The program, an innovative tool to raise money to build infrastructure across the province, will be unveiled in next week's fall economic update, she said.
"Green bonds are a great tool to raise capital for a project with specific environmental benefits," she said.
"The worldwide market for green bonds in the last year has doubled, and it's now estimated to be more than $346 billion -- those are U.S. dollars."
It's the first measure Wynne has promised to help generate the billions of dollars needed to expand public transit in the heavily congested Toronto and Hamilton area.
It will require legislation and certification, but it won't be a confidence vote that could topple the minority Liberal government and trigger an election, Wynne said.
The new bonds would capitalize on the province's ability to raise funds at low interest rates, said Finance Minister Charles Sousa.
It will actually save the province money over the long term because there are many investors who are prepared to pay to invest in specific green initiatives, he said.
Finance officials say the green bonds would be a part of the province's regular borrowing program, but that portion will be dedicated to environmentally friendly transit projects.
"Rates for green bonds are expected to be in line with our current borrowing rates," said Sousa's spokeswoman Susie Health.
They'll be targeted at larger institutional investors like pension plans, but the government will look at ways to accommodate interest from retail investors, Sousa said.
It won't necessarily get the province cheaper financing in the short term, but it will attract new investors to put their money in Ontario, said Toby Heaps, president of Corporate Knights Inc. who joined Wynne in making the announcement.
"Investors are hungry for this kind of stuff, and there's just a drop in the bucket of the supply for that demand," he said.
Green bonds were not among the levies recommended by the provincial transit agency Metrolinx to raise the estimated $2 billion a year that's needed to improve transit in the Toronto-Hamilton area.

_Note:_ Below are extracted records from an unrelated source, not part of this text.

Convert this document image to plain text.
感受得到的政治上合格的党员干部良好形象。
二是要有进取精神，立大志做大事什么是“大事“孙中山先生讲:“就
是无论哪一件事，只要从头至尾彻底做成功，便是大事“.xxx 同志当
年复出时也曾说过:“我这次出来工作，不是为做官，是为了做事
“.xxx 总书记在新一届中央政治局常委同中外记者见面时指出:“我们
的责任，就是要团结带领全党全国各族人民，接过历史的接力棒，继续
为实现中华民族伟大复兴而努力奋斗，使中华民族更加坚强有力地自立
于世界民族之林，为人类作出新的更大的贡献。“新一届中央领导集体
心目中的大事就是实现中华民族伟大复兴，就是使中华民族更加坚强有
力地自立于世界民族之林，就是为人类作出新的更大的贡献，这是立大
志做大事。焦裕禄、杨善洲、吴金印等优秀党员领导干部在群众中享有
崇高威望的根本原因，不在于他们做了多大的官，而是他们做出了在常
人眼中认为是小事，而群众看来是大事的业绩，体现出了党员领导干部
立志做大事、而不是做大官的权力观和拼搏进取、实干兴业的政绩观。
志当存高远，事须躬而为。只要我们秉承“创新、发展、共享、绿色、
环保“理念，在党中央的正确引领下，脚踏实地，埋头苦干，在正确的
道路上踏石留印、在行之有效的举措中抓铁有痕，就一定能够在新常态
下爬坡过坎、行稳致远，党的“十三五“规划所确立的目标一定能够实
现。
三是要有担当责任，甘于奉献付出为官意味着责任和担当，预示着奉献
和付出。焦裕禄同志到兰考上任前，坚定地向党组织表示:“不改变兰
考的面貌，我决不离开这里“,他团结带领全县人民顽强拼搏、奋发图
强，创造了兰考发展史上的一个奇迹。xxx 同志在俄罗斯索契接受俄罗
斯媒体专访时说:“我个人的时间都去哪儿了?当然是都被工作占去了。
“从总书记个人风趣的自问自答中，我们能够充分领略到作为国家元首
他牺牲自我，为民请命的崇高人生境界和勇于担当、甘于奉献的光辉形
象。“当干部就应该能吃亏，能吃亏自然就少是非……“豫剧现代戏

Wynne also appointed a panel last month to examine those proposals, which included a jump in the HST, a five-cent-a-litre regional gas tax, a $350-million-a-year business parking levy and $100 million a year in development charges.
The premier said the green bonds don't preempt the panel's work, because they address the broader issue of building infrastructure across Ontario. But there may be some "overlap," she acknowledged.
NDP Leader Andrea Horwath wouldn't say if her party -- which opposes any new levies to fund transit -- will support the legislation.
Most people will probably think it's not a bad idea, she said.
"But it seems to me that the premier has just appointed a panel to give them advice on how to fund transit, and they're not even waiting to hear a peep from that panel before they're throwing this out here as an idea," she said.